Barcoding arguments:
  --no-classify          Skip barcode classification. Only demux based on existing classification in reads.
                          Cannot be used with --kit-name or --sample-sheet.
  --kit-name             Barcoding kit name. Cannot be used with --no-classify. Choose from:
                          EXP-NBD103 EXP-NBD104 EXP-NBD114 EXP-NBD114-24 EXP-NBD196 EXP-PBC001
                          EXP-PBC096 SQK-16S024 SQK-16S114-24 SQK-DRB004-24 SQK-LWB001 SQK-MAB114-24
                          SQK-MLK111-96-XL SQK-MLK114-96-XL SQK-NBD111-24 SQK-NBD111-96 SQK-NBD114-24
                          SQK-NBD114-96 SQK-PBK004 SQK-PCB109 SQK-PCB110 SQK-PCB111-24 SQK-PCB114-24 SQK-RAB201
                          SQK-RAB204 SQK-RBK001 SQK-RBK004 SQK-RBK110-96 SQK-RBK111-24 SQK-RBK111-96 SQK-RBK114-24
                          SQK-RBK114-96 SQK-RLB001 SQK-RPB004 SQK-RPB114-24 TWIST-16-UDI TWIST-96A-UDI
                          VSK-PTC001 VSK-VMK001 VSK-VMK004 VSK-VPS001.
  --sample-sheet         Path to the sample sheet to use.
  --barcode-both-ends    Require both ends of a read to be barcoded for a double ended barcode.

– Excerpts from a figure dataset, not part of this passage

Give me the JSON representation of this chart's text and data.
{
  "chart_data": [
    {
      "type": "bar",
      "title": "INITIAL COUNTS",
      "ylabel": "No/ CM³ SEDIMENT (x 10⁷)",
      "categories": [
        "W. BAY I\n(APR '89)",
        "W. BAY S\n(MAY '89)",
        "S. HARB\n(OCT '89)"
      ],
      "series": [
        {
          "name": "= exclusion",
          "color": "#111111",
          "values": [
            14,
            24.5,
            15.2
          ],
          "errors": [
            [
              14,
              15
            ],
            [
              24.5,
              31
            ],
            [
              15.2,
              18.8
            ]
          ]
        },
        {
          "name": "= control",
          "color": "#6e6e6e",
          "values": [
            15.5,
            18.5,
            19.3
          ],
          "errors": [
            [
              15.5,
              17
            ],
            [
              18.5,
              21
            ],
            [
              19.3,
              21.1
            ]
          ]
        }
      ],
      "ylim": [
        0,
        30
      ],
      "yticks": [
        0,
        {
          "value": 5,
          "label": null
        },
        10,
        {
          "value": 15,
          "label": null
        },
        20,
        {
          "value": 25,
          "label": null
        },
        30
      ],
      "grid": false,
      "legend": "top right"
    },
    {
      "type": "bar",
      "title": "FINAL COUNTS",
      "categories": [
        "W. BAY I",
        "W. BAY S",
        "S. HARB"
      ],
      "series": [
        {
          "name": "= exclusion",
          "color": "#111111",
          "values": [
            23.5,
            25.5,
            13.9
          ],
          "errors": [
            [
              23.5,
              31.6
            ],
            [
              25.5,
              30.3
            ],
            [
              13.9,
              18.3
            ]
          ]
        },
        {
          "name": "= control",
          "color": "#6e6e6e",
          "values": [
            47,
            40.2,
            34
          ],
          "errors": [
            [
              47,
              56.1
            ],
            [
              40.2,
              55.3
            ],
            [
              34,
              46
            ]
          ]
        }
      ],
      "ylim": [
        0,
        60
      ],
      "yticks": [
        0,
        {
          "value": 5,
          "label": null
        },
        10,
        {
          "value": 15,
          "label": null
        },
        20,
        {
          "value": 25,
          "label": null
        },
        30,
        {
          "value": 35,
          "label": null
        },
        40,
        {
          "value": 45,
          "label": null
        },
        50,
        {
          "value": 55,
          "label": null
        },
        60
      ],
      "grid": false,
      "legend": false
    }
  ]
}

  --barcode-arrangement  Path to file with custom barcode arrangement.
  --barcode-sequences    Path to file with custom barcode sequences.

Trimming arguments:
  --no-trim              Skip barcode trimming. If this option is not chosen, trimming is enabled.
                          Note that you should use this option if your input data is mapped and you want
                          to preserve the mapping in the output files, as trimming will result in any mapping
                          information from the input file(s) being discarded.

Advanced arguments:
  -t, --threads          Combined number of threads for barcoding and output generation.
                          Default uses all available threads.